Mount Allison’s fine arts program focuses primarily on teaching students the technical aspects of artistic production – how to use materials and tools. The program attempts to teach students how to properly price their work, apply for grants and find gallery spaces. Despite the program’s breadth, it can be complicated for emerging and practising artists to ensure that they are fairly compensated for their work.

Ben Morton, a fourth-year fine arts student, explained how living in a commercial market where cheap art products are immediately available affects an artist’s ability to appropriately sell their artwork. “You encounter those people who are supportive of art, [who are] supportive of you, but are still very unwilling to pay a lot of money for it,” Morton said.

Morton believes that handmade art  has become undervalued because of commercialized art. He feels that art appears to be unreasonably expensive in comparison to the low prices of mass-produced products.
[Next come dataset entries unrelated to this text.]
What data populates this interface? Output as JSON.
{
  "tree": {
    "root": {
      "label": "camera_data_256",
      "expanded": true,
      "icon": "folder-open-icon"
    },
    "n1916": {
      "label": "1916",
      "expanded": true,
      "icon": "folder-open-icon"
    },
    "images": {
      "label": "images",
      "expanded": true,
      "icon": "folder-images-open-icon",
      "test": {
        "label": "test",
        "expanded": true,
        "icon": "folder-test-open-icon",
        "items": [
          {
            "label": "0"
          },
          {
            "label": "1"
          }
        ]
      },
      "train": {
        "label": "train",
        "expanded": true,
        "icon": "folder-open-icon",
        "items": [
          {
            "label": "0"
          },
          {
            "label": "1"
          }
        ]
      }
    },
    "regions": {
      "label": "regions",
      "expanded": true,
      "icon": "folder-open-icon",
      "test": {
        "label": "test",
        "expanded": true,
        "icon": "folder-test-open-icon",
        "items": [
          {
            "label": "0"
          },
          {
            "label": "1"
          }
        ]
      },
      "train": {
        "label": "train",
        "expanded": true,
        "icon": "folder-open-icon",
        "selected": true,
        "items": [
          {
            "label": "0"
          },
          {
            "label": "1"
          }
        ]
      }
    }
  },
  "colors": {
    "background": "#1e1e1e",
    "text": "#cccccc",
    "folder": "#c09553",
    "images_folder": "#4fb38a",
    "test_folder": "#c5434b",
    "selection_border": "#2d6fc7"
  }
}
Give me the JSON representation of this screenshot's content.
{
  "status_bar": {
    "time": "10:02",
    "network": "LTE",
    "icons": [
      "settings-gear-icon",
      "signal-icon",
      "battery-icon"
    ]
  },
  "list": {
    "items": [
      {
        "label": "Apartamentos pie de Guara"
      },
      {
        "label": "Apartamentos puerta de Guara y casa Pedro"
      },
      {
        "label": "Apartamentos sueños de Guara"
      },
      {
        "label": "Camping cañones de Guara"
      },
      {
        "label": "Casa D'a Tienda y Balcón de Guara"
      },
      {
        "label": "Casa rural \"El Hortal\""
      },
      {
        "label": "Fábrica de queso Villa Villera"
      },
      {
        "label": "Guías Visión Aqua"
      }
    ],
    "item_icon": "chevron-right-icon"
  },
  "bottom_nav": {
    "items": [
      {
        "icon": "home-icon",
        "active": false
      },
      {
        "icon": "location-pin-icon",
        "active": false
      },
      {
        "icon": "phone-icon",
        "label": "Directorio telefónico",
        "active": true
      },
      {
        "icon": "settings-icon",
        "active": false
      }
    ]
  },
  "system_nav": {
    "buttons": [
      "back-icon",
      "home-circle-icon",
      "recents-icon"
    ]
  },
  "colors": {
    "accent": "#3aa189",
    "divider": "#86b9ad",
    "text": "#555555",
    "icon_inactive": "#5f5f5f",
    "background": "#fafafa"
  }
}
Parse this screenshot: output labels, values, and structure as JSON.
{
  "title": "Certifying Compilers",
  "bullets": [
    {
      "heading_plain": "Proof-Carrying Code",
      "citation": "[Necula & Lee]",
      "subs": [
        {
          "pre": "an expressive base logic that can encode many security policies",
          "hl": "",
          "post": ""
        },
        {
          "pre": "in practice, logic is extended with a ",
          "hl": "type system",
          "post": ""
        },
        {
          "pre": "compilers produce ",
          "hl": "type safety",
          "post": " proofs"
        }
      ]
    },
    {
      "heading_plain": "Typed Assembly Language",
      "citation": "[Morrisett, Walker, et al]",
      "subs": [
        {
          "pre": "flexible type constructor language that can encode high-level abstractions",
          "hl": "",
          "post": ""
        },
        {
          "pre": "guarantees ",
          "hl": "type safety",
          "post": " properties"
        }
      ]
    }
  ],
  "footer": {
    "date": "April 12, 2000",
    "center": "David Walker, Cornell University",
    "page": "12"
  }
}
In response to the troubles that some artists face in this market, Morton plans to work commercially as an animator and designer. “I have a background in animation…I know a lot of artists that make art in their spare time, but they have to have another job,” he said. “It is hard to find an artist who can live purely [off of] their work.”

Morton is pleased when he is able to get paid for the work he has to make for school courses. “I think my art is not compensated fairly, but I acknowledge that I am still a student artist.”

“There is this weird, grey area while you are in university. I guess we are artists…but we are always told, ‘Don’t do anything for free,’” fourth-year fine arts student Kevin Melanson said. To Melanson, exposure as a student involves getting his name out there which often requires creating and displaying work without monetary compensation.

Melanson plans to create a cover for the Argosy but understands that he will not get paid for his work. “There is payment, and then there are opportunities,” Melanson said. He puts students’ artwork up in the University Club and is one of the student representatives for START gallery. Both of these spaces allow artists to showcase their work but do not compensate them for their efforts.

Melanson is not concerned with always getting compensated, as he enjoys taking advantage of opportunities while focusing on pure creation. “I don’t care if I get paid or not. I am all about making,” Melanson said. “I am more interested in making things than making things that will sell.”

Adriana Kuiper, a member of the fine arts faculty and a practising artist, agrees compensation can be difficult for artists. “My work is not very commercial. [I make] site-specific work that people don’t really want to pay for.”

For Kuiper, pursuing a career in the arts was not the easiest choice. “I worked for many years as an adjunct faculty [member] to try and cobble together an art career and a teaching career,” Kuiper said. She expressed that she is well-compensated at Mt. A. but as an artist relies on the Canadian Artists’ Representation/Le Front des artistes canadiens (CARFAC), a board that ensures that artists are paid fairly and regularly.

CARFAC is federally incorporated as a non-profit that promotes the visual arts and fair artistic compensation.

Bess Forestall, a 2013 graduate from Mt. A’s fine arts program who went on to receive her master’s degree at Concordia, agrees with Kuiper about the value of CARFAC in protecting artists’ rights to compensation. “I honestly feel that whatever CARFAC recommends is going to be appropriate,” Forestall said.

Although some young fine arts students may fear potential economic troubles, Kuiper stresses that “[schooling] is a short part of [one’s] artistic career.” While compensation can be difficult in certain aspects, Kuiper is optimistic about the opportunities her students will encounter as their work develops and the art market changes.